You can't really optimise this task (perhaps using a faster microSD card, or a USB3 adapter, though at least one of those is as rare as rocking horse shit). Anyway, point is that in general this time isn't negotiable as it requires a full read sweep through the entire card.
However, the two resultant files are an interesting difference (interesting if you've never delved into sparse files)
Reported disk usage is the same, as you'd expect:
shpongle:~/foo# ls -l
-rw-r--r-- 1 root root 30G Mar 20 18:16 image-raspberry2-nonsparse.img
-rw-r--r-- 1 root root 30G Mar 20 17:45 image-raspberry2-sparse.img
However, actual disk usage was massively different, of course:
shpongle:~/foo# du -ah
30G image-raspberry2-nonsparse.img
3.6G image-raspberry2-sparse.img
Now, bmap-tools is a nifty facility to generate a bitmap of what blocks are actually in a disk image, so that when you write it out (using bmap-tool) you only write the blocks that have data on them. This is much faster, as you'd exect, given we're now writing 3.6GB, rather than 30GB.
In case you're curious, I'll show here the generation of a bmap file from both the sparse dd and the normal dd:
shpongle:~/foo# time bmaptool create image-raspberry2-sparse.img --output image-raspberry2-sparse.bmap
real 0m16.385s
Compared to:
shpongle:~/foo# time bmaptool create image-raspberry2-nonsparse.img --output image-raspberry2-nonsparse.bmap
bmaptool: WARNING: all 29.0 GiB are mapped, no holes in 'image-raspberry2-nonsparse.img'
bmaptool: WARNING: was the image handled incorrectly and holes were expanded?
real 3m37.408s
Plus, as you can see, bmaptool alerts you to the fact that you're working with a non-sparse image.

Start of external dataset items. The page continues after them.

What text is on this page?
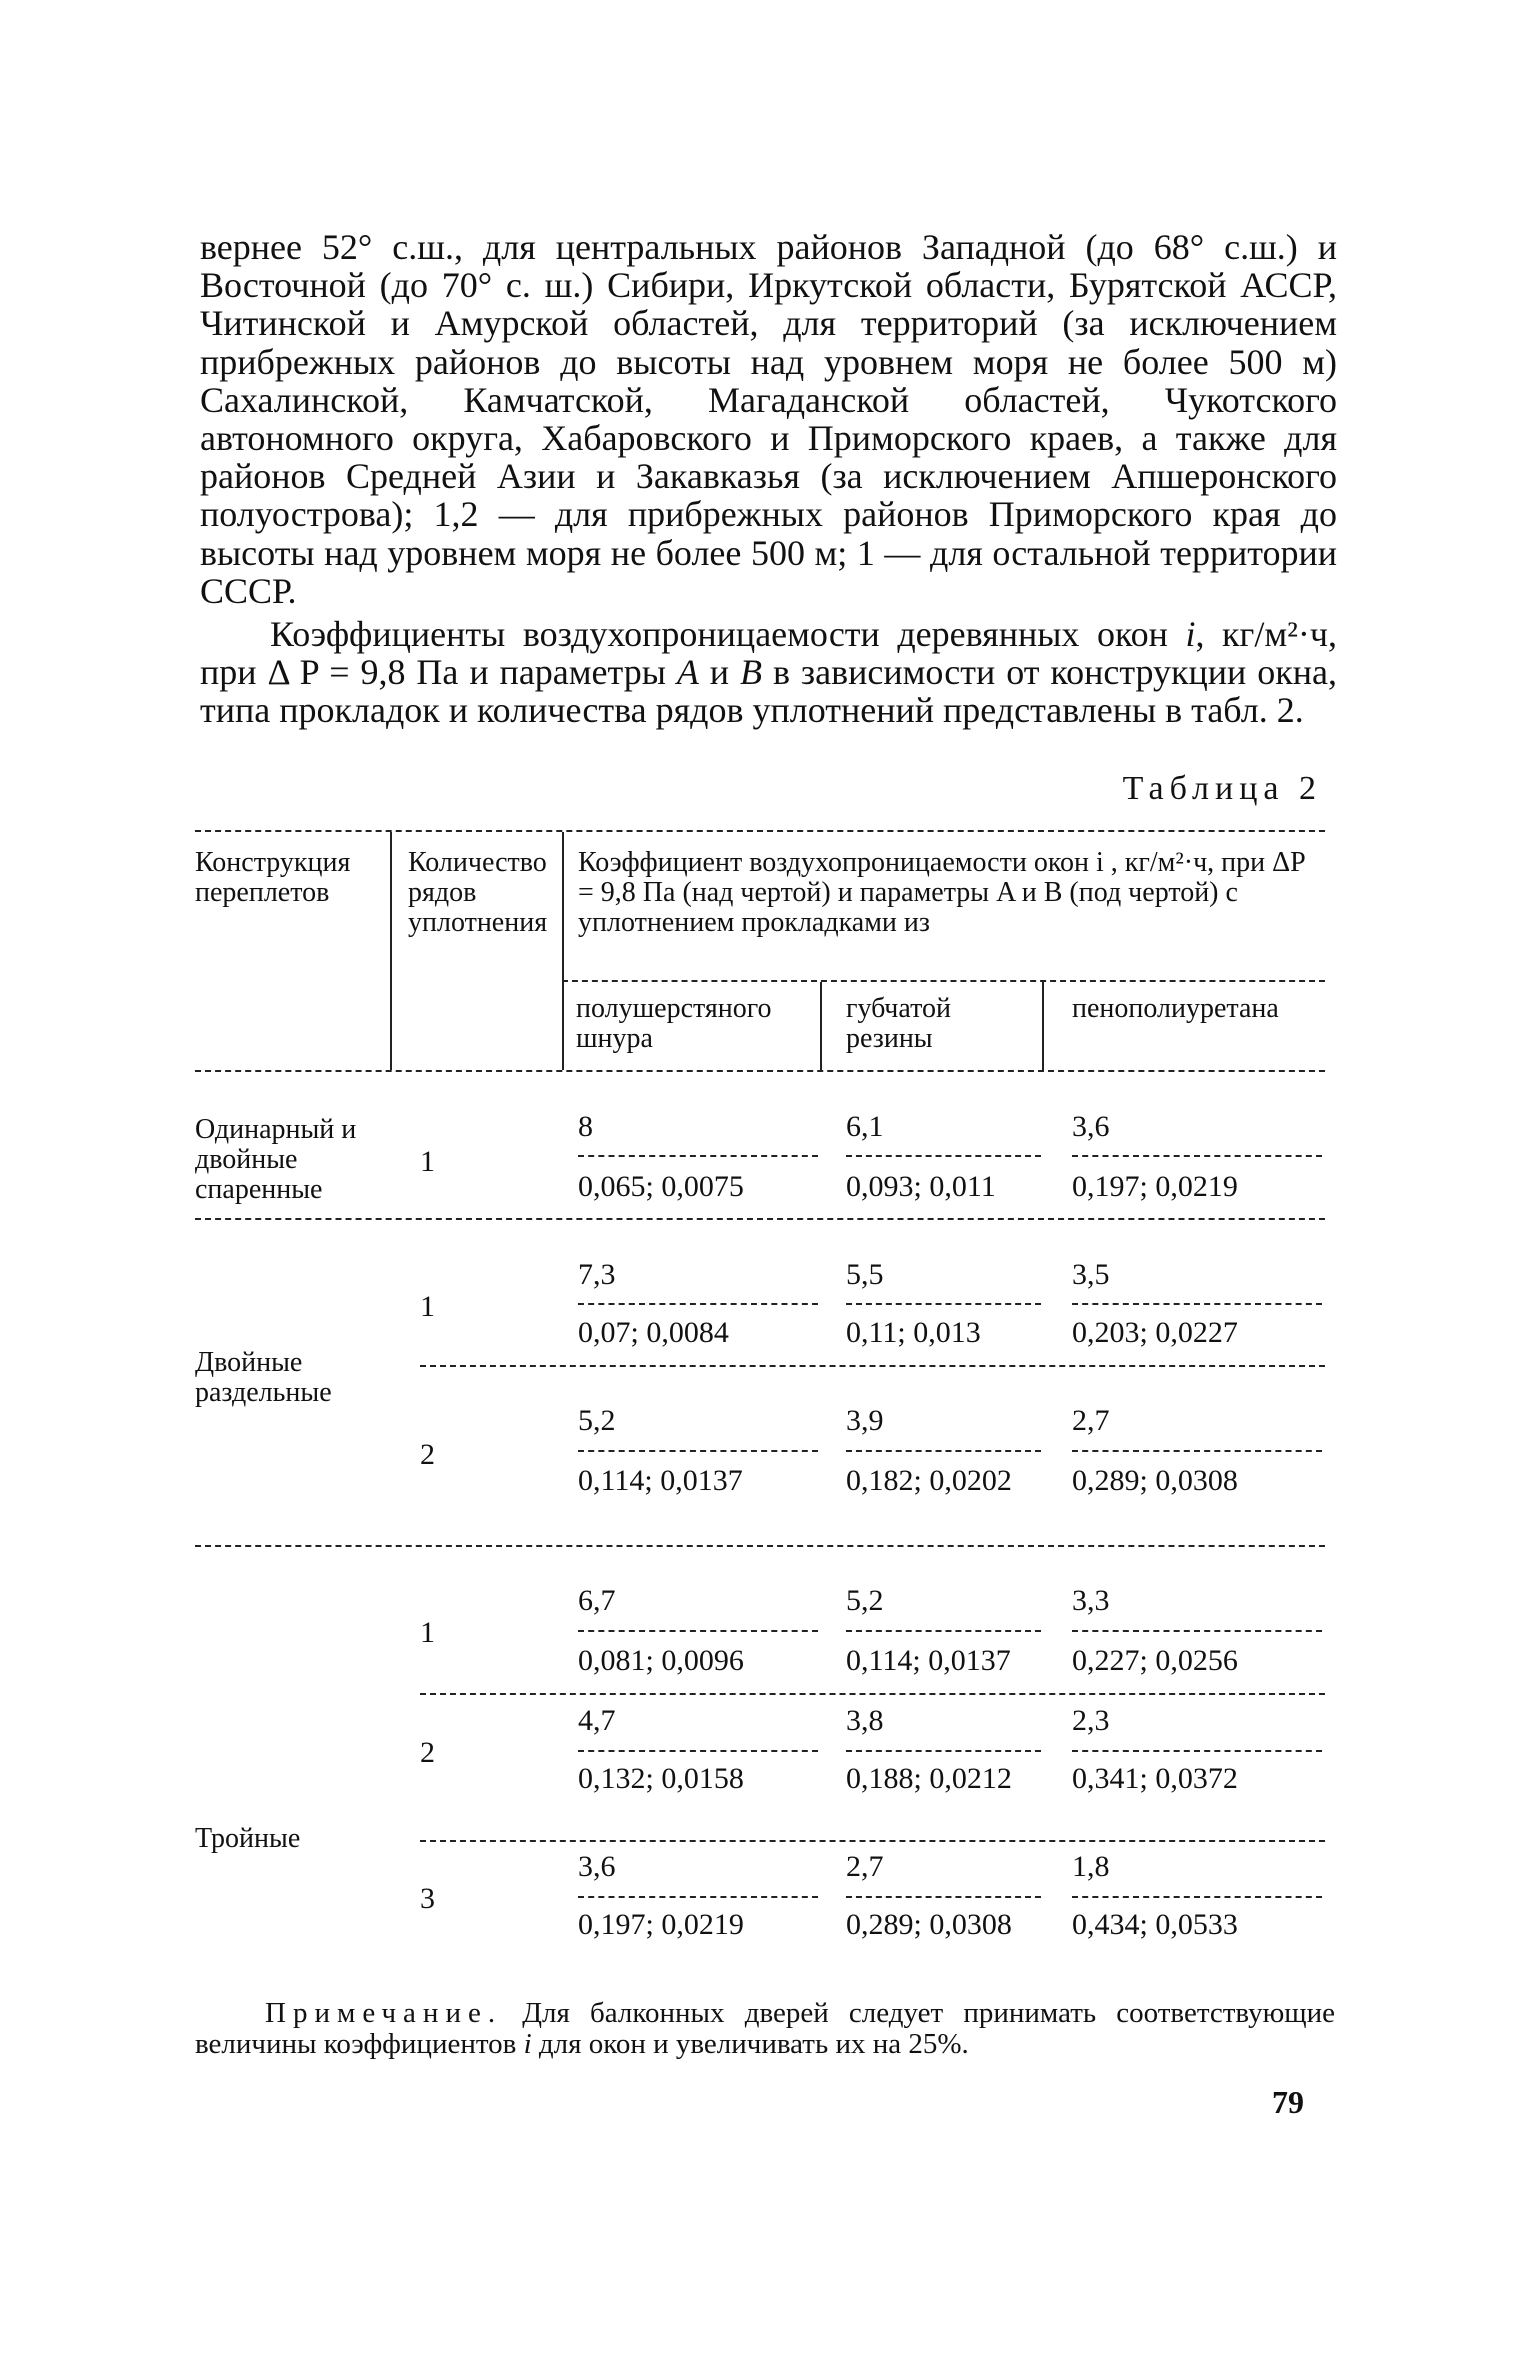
вернее 52° с.ш., для центральных районов Западной (до 68° с.ш.) и Восточной (до 70° с. ш.) Сибири, Иркутской области, Бурятской АССР, Читинской и Амурской областей, для территорий (за исключением прибрежных районов до высоты над уровнем моря не более 500 м) Сахалинской, Камчатской, Магаданской областей, Чукотского автономного округа, Хабаровского и Приморского краев, а также для районов Средней Азии и Закавказья (за исключением Апшеронского полуострова); 1,2 — для прибрежных районов Приморского края до высоты над уровнем моря не более 500 м; 1 — для остальной территории СССР.
Коэффициенты воздухопроницаемости деревянных окон i, кг/м²·ч, при Δ P = 9,8 Па и параметры A и B в зависимости от конструкции окна, типа прокладок и количества рядов уплотнений представлены в табл. 2.
Таблица 2
Конструкция переплетов
Количество рядов уплотнения
Коэффициент воздухопроницаемости окон i , кг/м²·ч, при ΔP = 9,8 Па (над чертой) и параметры A и B (под чертой) с уплотнением прокладками из
полушерстяного шнура
губчатой резины
пенополиуретана
Одинарный и двойные спаренные
1
8
0,065; 0,0075
6,1
0,093; 0,011
3,6
0,197; 0,0219
Двойные раздельные
1
7,3
0,07; 0,0084
5,5
0,11; 0,013
3,5
0,203; 0,0227
2
5,2
0,114; 0,0137
3,9
0,182; 0,0202
2,7
0,289; 0,0308
Тройные
1
6,7
0,081; 0,0096
5,2
0,114; 0,0137
3,3
0,227; 0,0256
2
4,7
0,132; 0,0158
3,8
0,188; 0,0212
2,3
0,341; 0,0372
3
3,6
0,197; 0,0219
2,7
0,289; 0,0308
1,8
0,434; 0,0533
Примечание. Для балконных дверей следует принимать соответствующие величины коэффициентов i для окон и увеличивать их на 25%.
79
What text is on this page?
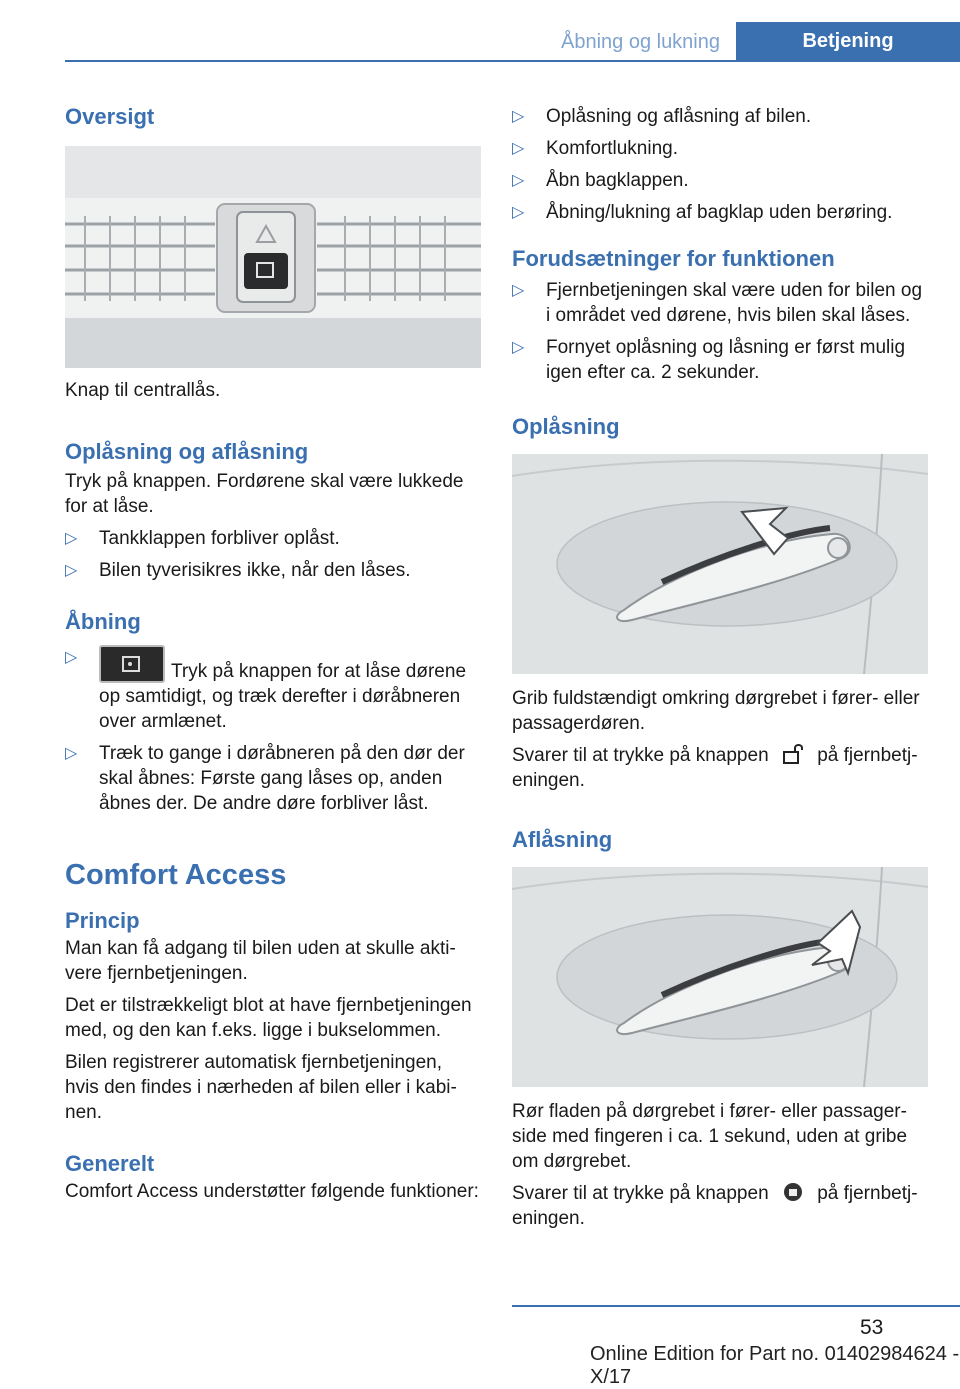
Åbning og lukning	Betjening
Oversigt

Knap til centrallås.

Oplåsning og aflåsning

Tryk på knappen. Fordørene skal være lukkede for at låse.

▷
Tankklappen forbliver oplåst.
▷
Bilen tyverisikres ikke, når den låses.
Åbning
▷
Tryk på knappen for at låse dørene op samtidigt, og træk derefter i døråbneren over armlænet.
▷
Træk to gange i døråbneren på den dør der skal åbnes: Første gang låses op, anden åbnes der. De andre døre forbliver låst.
Comfort Access
Princip

Man kan få adgang til bilen uden at skulle aktivere fjernbetjeningen.

Det er tilstrækkeligt blot at have fjernbetjeningen med, og den kan f.eks. ligge i bukselommen.

Bilen registrerer automatisk fjernbetjeningen, hvis den findes i nærheden af bilen eller i kabinen.

Generelt

Comfort Access understøtter følgende funktioner:

▷
Oplåsning og aflåsning af bilen.
▷
Komfortlukning.
▷
Åbn bagklappen.
▷
Åbning/lukning af bagklap uden berøring.
Forudsætninger for funktionen
▷
Fjernbetjeningen skal være uden for bilen og i området ved dørene, hvis bilen skal låses.
▷
Fornyet oplåsning og låsning er først mulig igen efter ca. 2 sekunder.
Oplåsning

Grib fuldstændigt omkring dørgrebet i fører- eller passagerdøren.

Svarer til at trykke på knappen	på fjernbetjeningen.

Aflåsning

Rør fladen på dørgrebet i fører- eller passagerside med fingeren i ca. 1 sekund, uden at gribe om dørgrebet.

Svarer til at trykke på knappen	på fjernbetjeningen.

53
Online Edition for Part no. 01402984624 - X/17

Anyway, this is all going to get very exciting when you start writing out these images to many new, blank, microSD cards:
Traditional dd approach (note that your SD card is almost definitely not sdx)
shpongle:~/foo# time dd if=image-raspberry2-nonsparse.img of=/dev/sdx bs=4M
7431+0 records in
7431+0 records out
31167873024 bytes (31 GB) copied, 3505.59 s, 8.9 MB/s
real 58m25.595s
Crikey!
But using bmaptools (note that it auto-discovers the presence of the file image-raspberry2-sparse.bmap)
shpongle:~/foo# bmaptool copy image-raspberry2-sparse.img /dev/sdg
bmaptool: info: discovered bmap file 'image-raspberry2-sparse.bmap'
bmaptool: info: block map format version 2.0
bmaptool: info: 7609344 blocks of size 4096 (29.0 GiB), mapped 943104 blocks (3.6 GiB or 12.4%)
bmaptool: info: copying image 'image-raspberry2-sparse.img' to block device '/dev/sdg' using bmap file 'image-raspberry2-sparse.bmap'
bmaptool: info: 100% copied
bmaptool: info: synchronizing '/dev/sdg'
bmaptool: info: copying time: 6m 53.6s, copying speed 8.9 MiB/sec
Writing 3GB of data inside a 30GB image takes 7 minutes using bmap tools, or 59 minutes using conventional dd.
Now you know. : )
Excogitations upon the matter of security
My use case is likely different to yours, primarily because I don't have always-on network access from any of these appliances.